Le petit cortège en noir traverse la foule colorée et repart en direction du centre. La manifestation intersyndicale, elle, défile rue de la Division-Leclerc. Les SO restent en groupe sur les flancs du cortège puis ils décident de couper par le quai Saint-Nicolas pour rejoindre la tête du défilé, désormais au niveau de la place d’Austerlitz. Chasuble sur le dos, brassard au bras, et mains en l’air, les membres du SO passent devant le pont du Corbeau, fermé par un important dispositif de forces de l’ordre. « Veuillez immédiatement regagner l’itinéraire de la manifestation », réagit un policier au mégaphone. Vous participez à un attroupement. Je répète… »
Stupéfaction du côté des services d’ordres. « C’est tendu… », soupire une membre des SO. « Ça n’était encore jamais arrivé, réagit de son côté Florence Fogelsang. Pourtant, à chaque fois on coupe par des petites rues pour rejoindre la tête de la manifestation. » Le groupe arrive au moment ou le cortège en noir cherche une nouvelle fois à traverser celui de l’intersyndicale. « On laisse passer ».
Les SO reprennent ensuite leur marche vers la tête du cortège officiel, qui se remet en mouvement rue des Orphelins. Des détonations retentissent à l’avant, place de Zurich. « En ligne ! », hurle Gilles Dimnet. Les SO se rejoignent et forment une large ligne pour protéger une nouvelle fois le cortège de l’intersyndicale. « Mettez vos lunettes ça peut gazer ! », crie l’un. La manifestation spontanée reflue vers eux. Nouvelle ouverture du cordon. Plus longue cette fois. Le petit cortège se fond dans le groupe calmement. « C’est inhabituel. D’habitude, quand ils partent, ils partent. Ils ne reviennent pas après », note une membre du service d’ordre.
Le cortège intersyndical reprend sa route en direction des quais, qu’il remonte.

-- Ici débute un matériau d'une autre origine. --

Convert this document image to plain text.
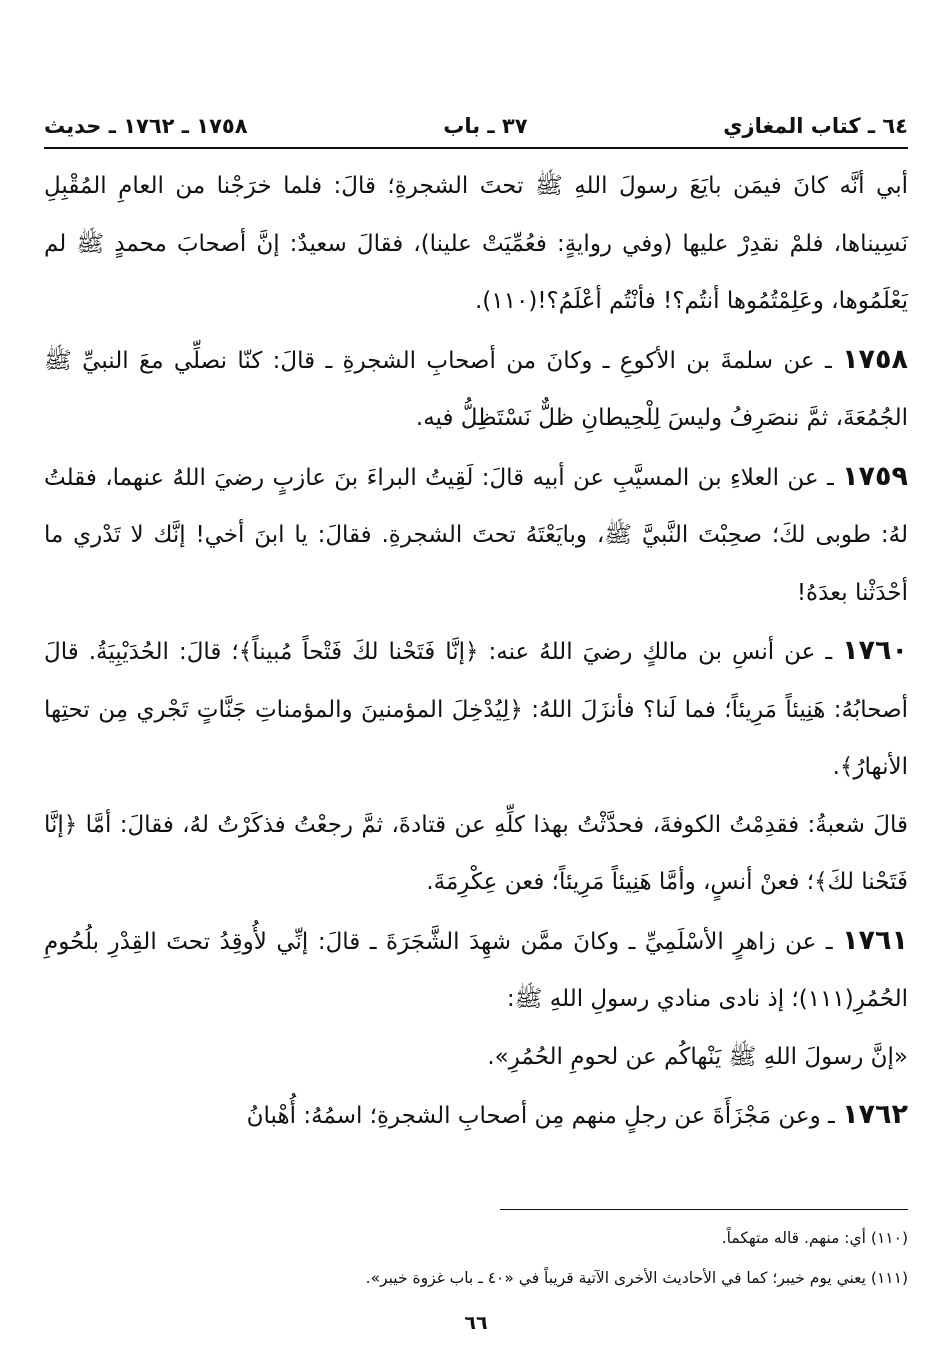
٦٤ ـ كتاب المغازي
٣٧ ـ باب
١٧٥٨ ـ ١٧٦٢ ـ حديث

أبي أنَّه كانَ فيمَن بايَعَ رسولَ اللهِ ﷺ تحتَ الشجرةِ؛ قالَ: فلما خرَجْنا من العامِ المُقْبِلِ نَسِيناها، فلمْ نقدِرْ عليها (وفي روايةٍ: فعُمِّيَتْ علينا)، فقالَ سعيدٌ: إنَّ أصحابَ محمدٍ ﷺ لم يَعْلَمُوها، وعَلِمْتُمُوها أنتُم؟! فأنْتُم أعْلَمُ؟!(١١٠).

١٧٥٨ ـ عن سلمةَ بن الأكوعِ ـ وكانَ من أصحابِ الشجرةِ ـ قالَ: كنّا نصلِّي معَ النبيِّ ﷺ الجُمُعَةَ، ثمَّ ننصَرِفُ وليسَ لِلْحِيطانِ ظلٌّ نَسْتَظِلُّ فيه.

١٧٥٩ ـ عن العلاءِ بن المسيَّبِ عن أبيه قالَ: لَقِيتُ البراءَ بنَ عازبٍ رضيَ اللهُ عنهما، فقلتُ لهُ: طوبى لكَ؛ صحِبْتَ النَّبيَّ ﷺ، وبايَعْتَهُ تحتَ الشجرةِ. فقالَ: يا ابنَ أخي! إنَّك لا تَدْري ما أحْدَثْنا بعدَهُ!

١٧٦٠ ـ عن أنسِ بن مالكٍ رضيَ اللهُ عنه: ﴿إنَّا فَتَحْنا لكَ فَتْحاً مُبيناً﴾؛ قالَ: الحُدَيْبِيَةُ. قالَ أصحابُهُ: هَنِيئاً مَرِيئاً؛ فما لَنا؟ فأنزَلَ اللهُ: ﴿لِيُدْخِلَ المؤمنينَ والمؤمناتِ جَنَّاتٍ تَجْري مِن تحتِها الأنهارُ﴾.

قالَ شعبةُ: فقدِمْتُ الكوفةَ، فحدَّثْتُ بهذا كلِّهِ عن قتادةَ، ثمَّ رجعْتُ فذكَرْتُ لهُ، فقالَ: أمَّا ﴿إنَّا فَتَحْنا لكَ﴾؛ فعنْ أنسٍ، وأمَّا هَنِيئاً مَرِيئاً؛ فعن عِكْرِمَةَ.

١٧٦١ ـ عن زاهرٍ الأسْلَمِيِّ ـ وكانَ ممَّن شهِدَ الشَّجَرَةَ ـ قالَ: إنِّي لأُوقِدُ تحتَ القِدْرِ بلُحُومِ الحُمُرِ(١١١)؛ إذ نادى منادي رسولِ اللهِ ﷺ:

«إنَّ رسولَ اللهِ ﷺ يَنْهاكُم عن لحومِ الحُمُرِ».

١٧٦٢ ـ وعن مَجْزَأَةَ عن رجلٍ منهم مِن أصحابِ الشجرةِ؛ اسمُهُ: أُهْبانُ

(١١٠) أي: منهم. قاله متهكماً.

(١١١) يعني يوم خيبر؛ كما في الأحاديث الأخرى الآتية قريباً في «٤٠ ـ باب غزوة خيبر».

٦٦
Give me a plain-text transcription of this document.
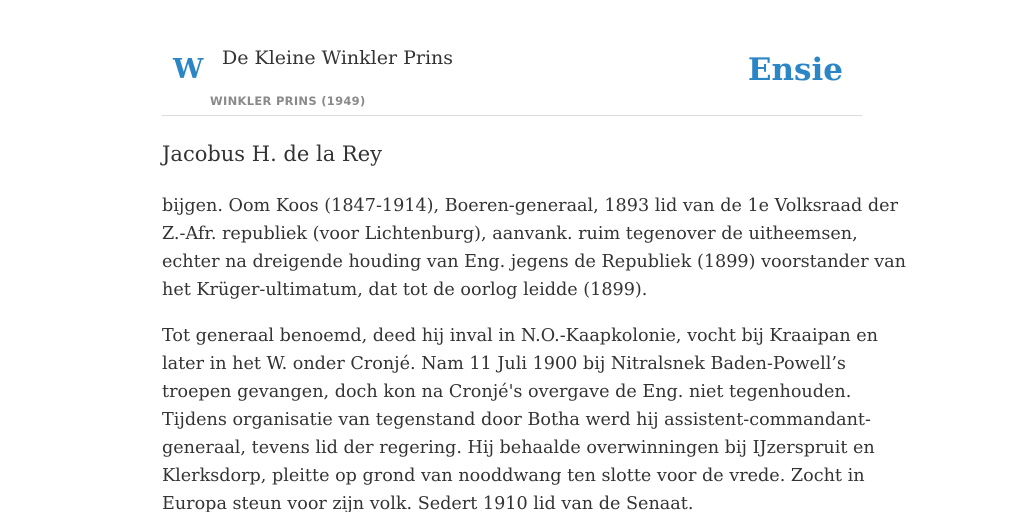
W De Kleine Winkler Prins
WINKLER PRINS (1949)
Ensie
Jacobus H. de la Rey

bijgen. Oom Koos (1847-1914), Boeren-generaal, 1893 lid van de 1e Volksraad der
Z.-Afr. republiek (voor Lichtenburg), aanvank. ruim tegenover de uitheemsen,
echter na dreigende houding van Eng. jegens de Republiek (1899) voorstander van
het Krüger-ultimatum, dat tot de oorlog leidde (1899).

Tot generaal benoemd, deed hij inval in N.O.-Kaapkolonie, vocht bij Kraaipan en
later in het W. onder Cronjé. Nam 11 Juli 1900 bij Nitralsnek Baden-Powell’s
troepen gevangen, doch kon na Cronjé's overgave de Eng. niet tegenhouden.
Tijdens organisatie van tegenstand door Botha werd hij assistent-commandant-
generaal, tevens lid der regering. Hij behaalde overwinningen bij IJzerspruit en
Klerksdorp, pleitte op grond van nooddwang ten slotte voor de vrede. Zocht in
Europa steun voor zijn volk. Sedert 1910 lid van de Senaat.
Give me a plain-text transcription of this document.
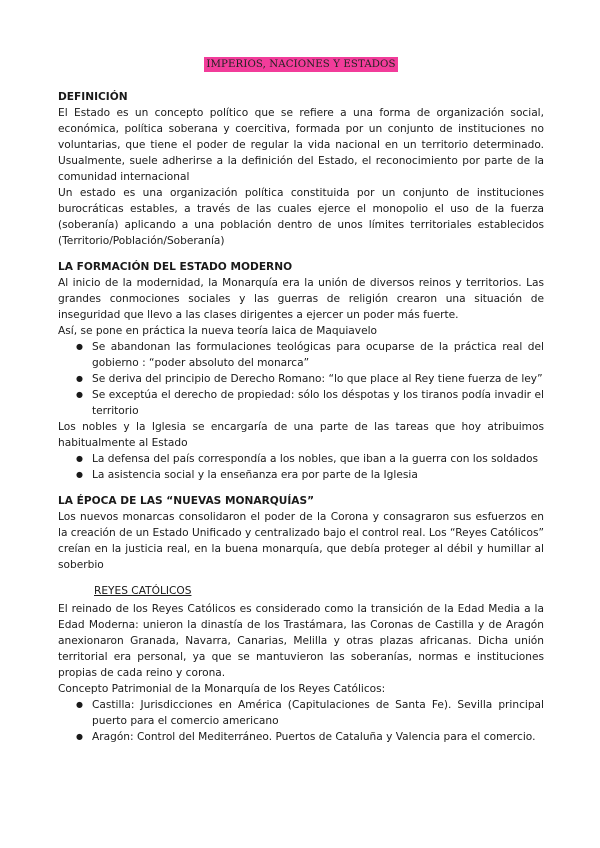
IMPERIOS, NACIONES Y ESTADOS
DEFINICIÓN

El Estado es un concepto político que se refiere a una forma de organización social, económica, política soberana y coercitiva, formada por un conjunto de instituciones no voluntarias, que tiene el poder de regular la vida nacional en un territorio determinado. Usualmente, suele adherirse a la definición del Estado, el reconocimiento por parte de la comunidad internacional

Un estado es una organización política constituida por un conjunto de instituciones burocráticas estables, a través de las cuales ejerce el monopolio el uso de la fuerza (soberanía) aplicando a una población dentro de unos límites territoriales establecidos (Territorio/Población/Soberanía)

LA FORMACIÓN DEL ESTADO MODERNO

Al inicio de la modernidad, la Monarquía era la unión de diversos reinos y territorios. Las grandes conmociones sociales y las guerras de religión crearon una situación de inseguridad que llevo a las clases dirigentes a ejercer un poder más fuerte.

Así, se pone en práctica la nueva teoría laica de Maquiavelo

● Se abandonan las formulaciones teológicas para ocuparse de la práctica real del gobierno : “poder absoluto del monarca”
● Se deriva del principio de Derecho Romano: “lo que place al Rey tiene fuerza de ley”
● Se exceptúa el derecho de propiedad: sólo los déspotas y los tiranos podía invadir el territorio

Los nobles y la Iglesia se encargaría de una parte de las tareas que hoy atribuimos habitualmente al Estado

● La defensa del país correspondía a los nobles, que iban a la guerra con los soldados
● La asistencia social y la enseñanza era por parte de la Iglesia
LA ÉPOCA DE LAS “NUEVAS MONARQUÍAS”

Los nuevos monarcas consolidaron el poder de la Corona y consagraron sus esfuerzos en la creación de un Estado Unificado y centralizado bajo el control real. Los “Reyes Católicos” creían en la justicia real, en la buena monarquía, que debía proteger al débil y humillar al soberbio

REYES CATÓLICOS

El reinado de los Reyes Católicos es considerado como la transición de la Edad Media a la Edad Moderna: unieron la dinastía de los Trastámara, las Coronas de Castilla y de Aragón anexionaron Granada, Navarra, Canarias, Melilla y otras plazas africanas. Dicha unión territorial era personal, ya que se mantuvieron las soberanías, normas e instituciones propias de cada reino y corona.

Concepto Patrimonial de la Monarquía de los Reyes Católicos:

● Castilla: Jurisdicciones en América (Capitulaciones de Santa Fe). Sevilla principal puerto para el comercio americano
● Aragón: Control del Mediterráneo. Puertos de Cataluña y Valencia para el comercio.
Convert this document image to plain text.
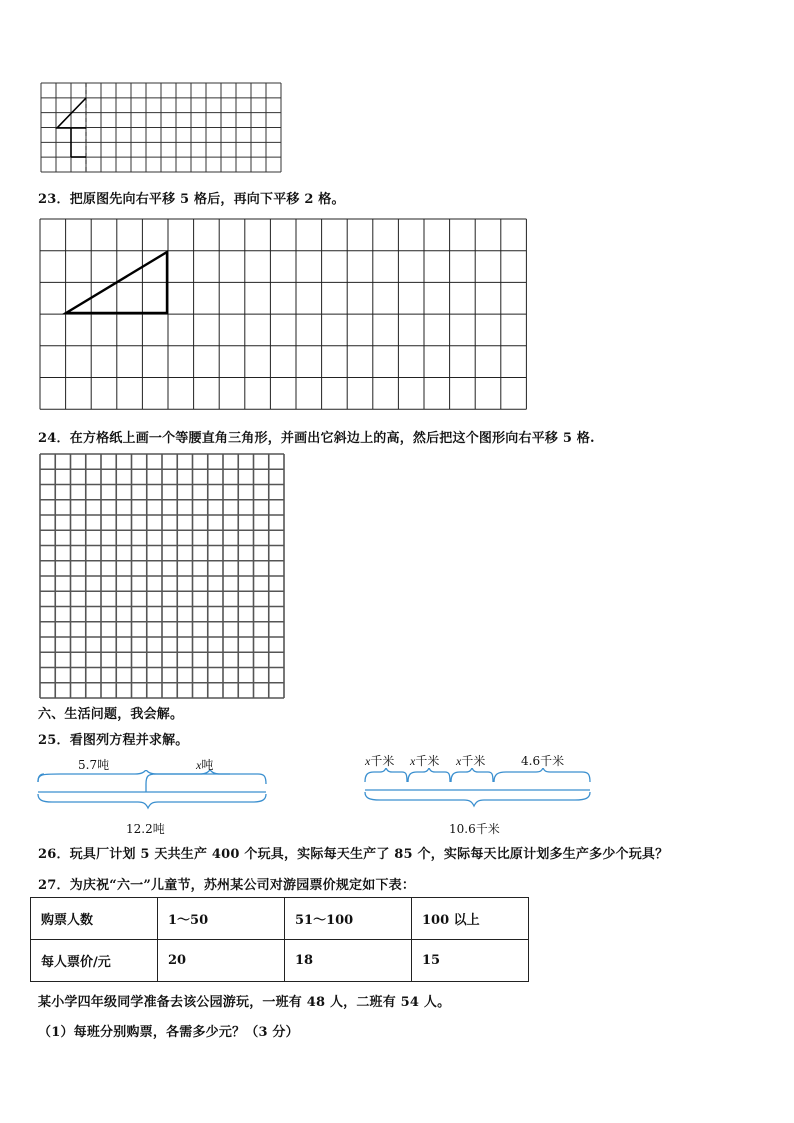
23．把原图先向右平移 5 格后，再向下平移 2 格。
24．在方格纸上画一个等腰直角三角形，并画出它斜边上的高，然后把这个图形向右平移 5 格.
六、生活问题，我会解。
25．看图列方程并求解。
5.7吨	x吨
12.2吨
x千米 x千米 x千米	4.6千米
10.6千米
26．玩具厂计划 5 天共生产 400 个玩具，实际每天生产了 85 个，实际每天比原计划多生产多少个玩具？
27．为庆祝“六一”儿童节，苏州某公司对游园票价规定如下表：
购票人数	1～50	51～100	100 以上
每人票价/元	20	18	15
某小学四年级同学准备去该公园游玩，一班有 48 人，二班有 54 人。
（1）每班分别购票，各需多少元？（3 分）
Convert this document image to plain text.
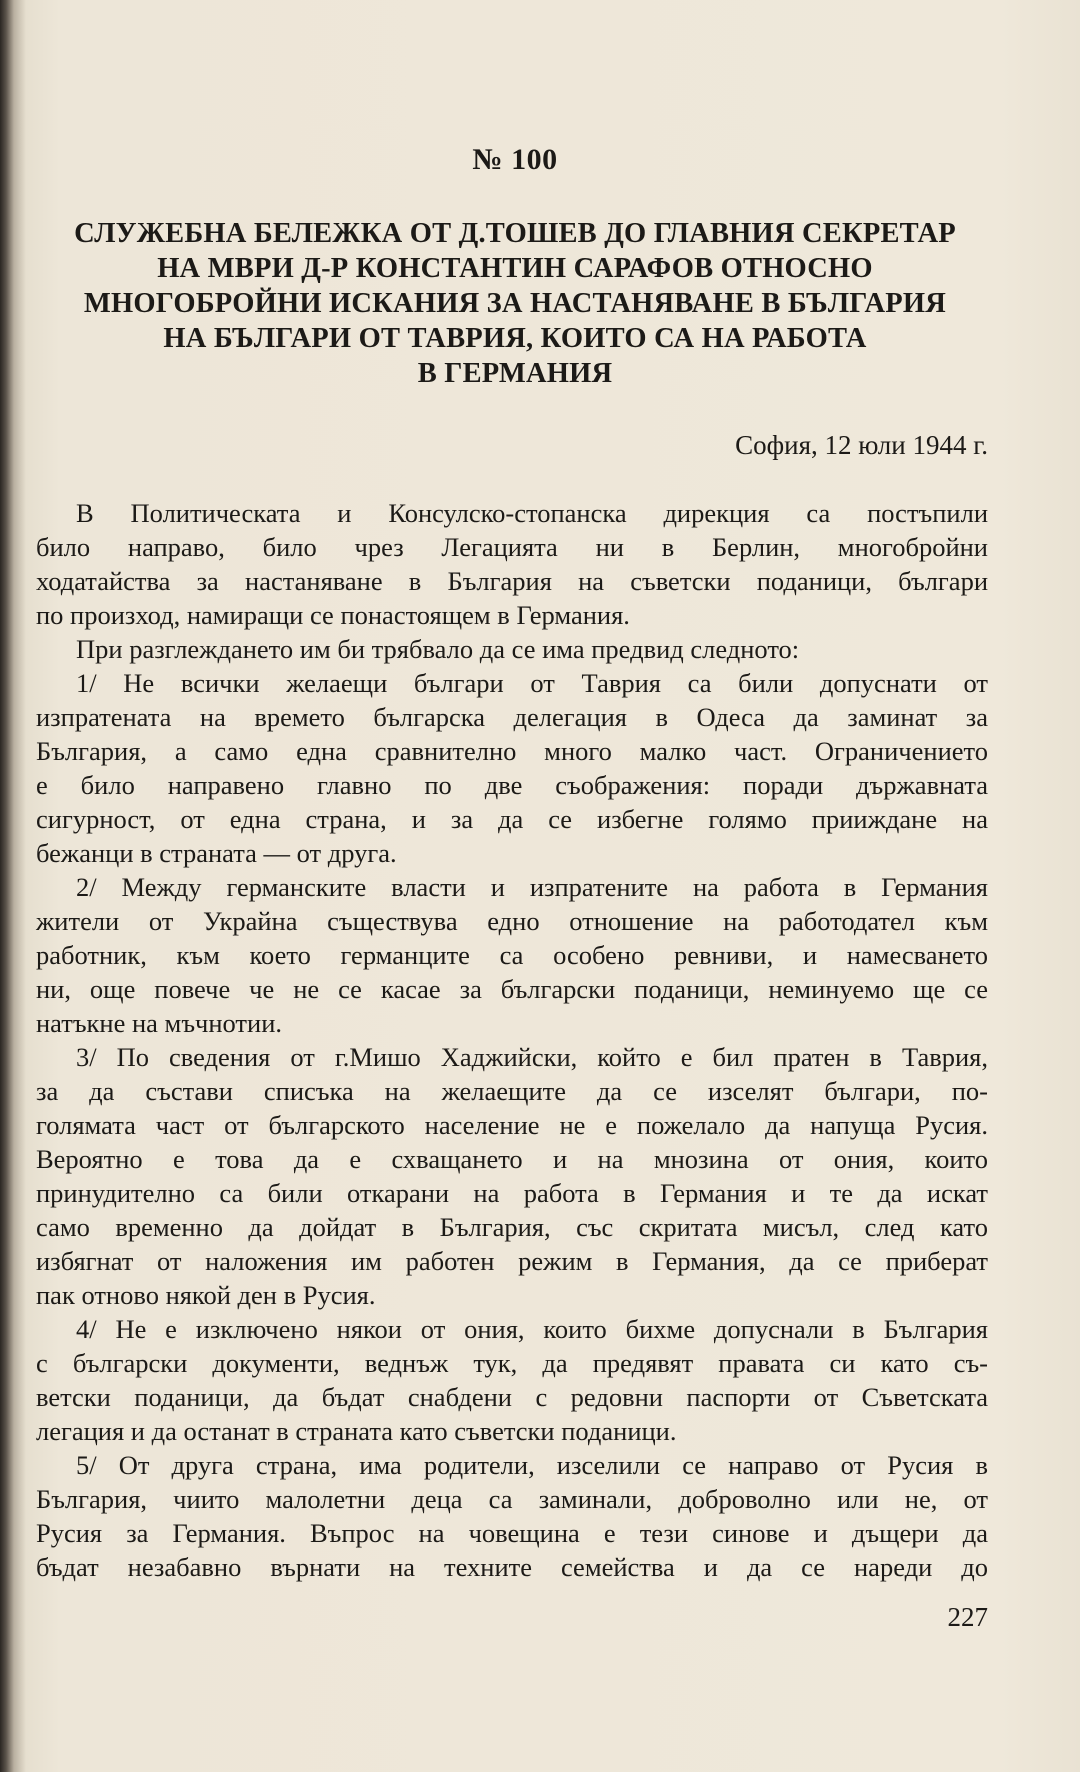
№ 100
СЛУЖЕБНА БЕЛЕЖКА ОТ Д.ТОШЕВ ДО ГЛАВНИЯ СЕКРЕТАР
НА МВРИ Д-Р КОНСТАНТИН САРАФОВ ОТНОСНО
МНОГОБРОЙНИ ИСКАНИЯ ЗА НАСТАНЯВАНЕ В БЪЛГАРИЯ
НА БЪЛГАРИ ОТ ТАВРИЯ, КОИТО СА НА РАБОТА
В ГЕРМАНИЯ
София, 12 юли 1944 г.
В Политическата и Консулско-стопанска дирекция са постъпили
било направо, било чрез Легацията ни в Берлин, многобройни
ходатайства за настаняване в България на съветски поданици, българи
по произход, намиращи се понастоящем в Германия.
При разглеждането им би трябвало да се има предвид следното:
1/ Не всички желаещи българи от Таврия са били допуснати от
изпратената на времето българска делегация в Одеса да заминат за
България, а само една сравнително много малко част. Ограничението
е било направено главно по две съображения: поради държавната
сигурност, от една страна, и за да се избегне голямо прииждане на
бежанци в страната — от друга.
2/ Между германските власти и изпратените на работа в Германия
жители от Украйна съществува едно отношение на работодател към
работник, към което германците са особено ревниви, и намесването
ни, още повече че не се касае за български поданици, неминуемо ще се
натъкне на мъчнотии.
3/ По сведения от г.Мишо Хаджийски, който е бил пратен в Таврия,
за да състави списъка на желаещите да се изселят българи, по-
голямата част от българското население не е пожелало да напуща Русия.
Вероятно е това да е схващането и на мнозина от ония, които
принудително са били откарани на работа в Германия и те да искат
само временно да дойдат в България, със скритата мисъл, след като
избягнат от наложения им работен режим в Германия, да се приберат
пак отново някой ден в Русия.
4/ Не е изключено някои от ония, които бихме допуснали в България
с български документи, веднъж тук, да предявят правата си като съ-
ветски поданици, да бъдат снабдени с редовни паспорти от Съветската
легация и да останат в страната като съветски поданици.
5/ От друга страна, има родители, изселили се направо от Русия в
България, чиито малолетни деца са заминали, доброволно или не, от
Русия за Германия. Въпрос на човещина е тези синове и дъщери да
бъдат незабавно върнати на техните семейства и да се нареди до
227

Le SO doit alors gérer la circulation de quelques vélos et d’une voiture. « Là, la préfecture ne joue pas son rôle, soupire une membre des SO. Si l’itinéraire est déclaré c’est aussi pour que la circulation soit gérée et coupée aux bons endroits. Sinon c’est dangereux. »
16h30. La banderole de tête est arrivée place de la République. Les SO attendent de voir arriver la fin du défilé avant de sonner la dispersion des troupes. Le message d’avertissement au mégaphone ne passe pas du côté des membres du SO. Certains parlent de sommations, de « méthodes d’intimidation ».
Présent dans les services d’ordre syndicaux depuis dix ans, Gilles Dimnet note l’incident. Dans l’ensemble, la manifestation s’est plutôt bien passée. Mais il relève une évolution dans les cortèges au fil des années. « Ce qui a changé, c’est l’arrogance du gouvernement et une certaine doctrine du maintien de l’ordre qui provoque des colères et des exaspérations, juge t-il. La conséquence de cela, c’est qu’on est arrivé à un niveau de tensions qui ne repartira pas. En dessous duquel on ne repassera pas. »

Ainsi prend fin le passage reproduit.